Conditions for Comparability of Product Topologies (2.16.5)

James Munkres Topology, chapter 2.16, exercise 5:

Let $X$ and $X'$ denote the same set under the topologies $J$ and $J'$ respectively; let $Y$ and $Y'$ denote the same set under the topologies $T$ and $T'$ respectively.

(a) Show that if $J⊆J'$ and $T⊆T'$ then the topology of $X'×Y'$ is finer than the topology of $X×Y$.
(b) Does the converse of (a) hold?
(c) What can you say if $J⊆J'$ and $T \subset T'$?

Proof: (a) The general basis element for $X×Y$ is $U×V$ when $U⊆X$ and $V⊆Y$ are open. Since the topologies of $X'$ and $Y'$ are finer than $X$ and $Y$ respectively, $U⊆X'$ and $V⊆Y$ are open and $U×V⊆X'×Y'$ is open. Hence the generated topology of $X×Y$ is contained in that of $X'×Y'$.

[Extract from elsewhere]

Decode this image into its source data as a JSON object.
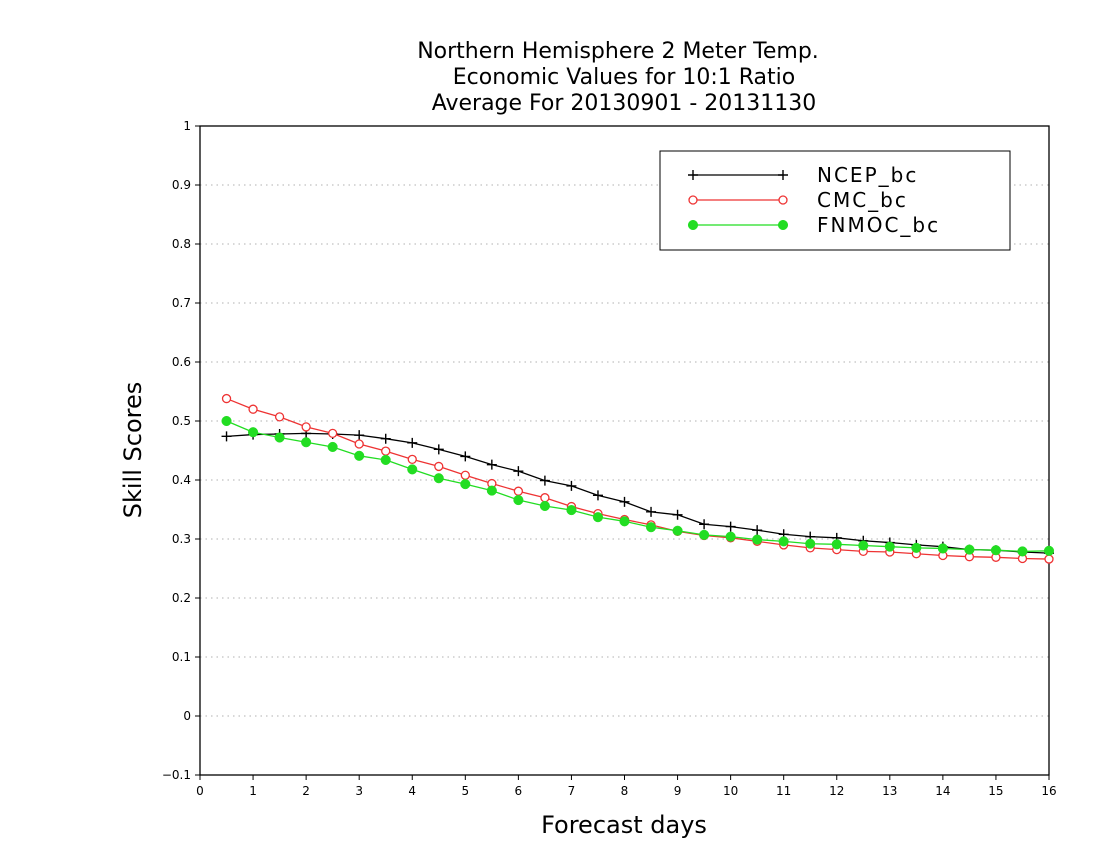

(b) Suppose $U⊆X$ and $V⊆Y$ are open, with $x∈U$ and $v∈V$. Then $(u,v)∈U×V⊆X×Y$ is contained in an open set, so since the topology of $X'×Y'$ is finer than that of $X×Y$ we have $(u,v)$ is contained in a basis element of $X'×Y'$, so write $(u,v)∈U'×V'⊆U×V$. Hence $u∈U'⊆U$ and $v∈V'⊆V$ showing $U$ and $V$ are also open in $X$ and $Y$ respectively.

(c) Suppose $X$ is nonempty. Then if the topology of $Y'$ is strictly finer than that of $Y$, let $V$ be open in $Y'$ and not in $Y$. As such, choose $v∈V$ such that there is no open $W⊆Y$ such that $v∈W⊆V$. Choose some $x∈X$. Then $(x,v)$ is contained in the open set $X×V⊆X'×Y'$. Now there cannot be a basis element $U×W⊆X×V⊆X×Y$ with open $U⊆X$ and $W⊆V⊆Y$ containing $(x,v)$ by specific choice of $v$. Hence the topology of $X'×Y'$ is strictly finer than that of $X×Y$.$~\square$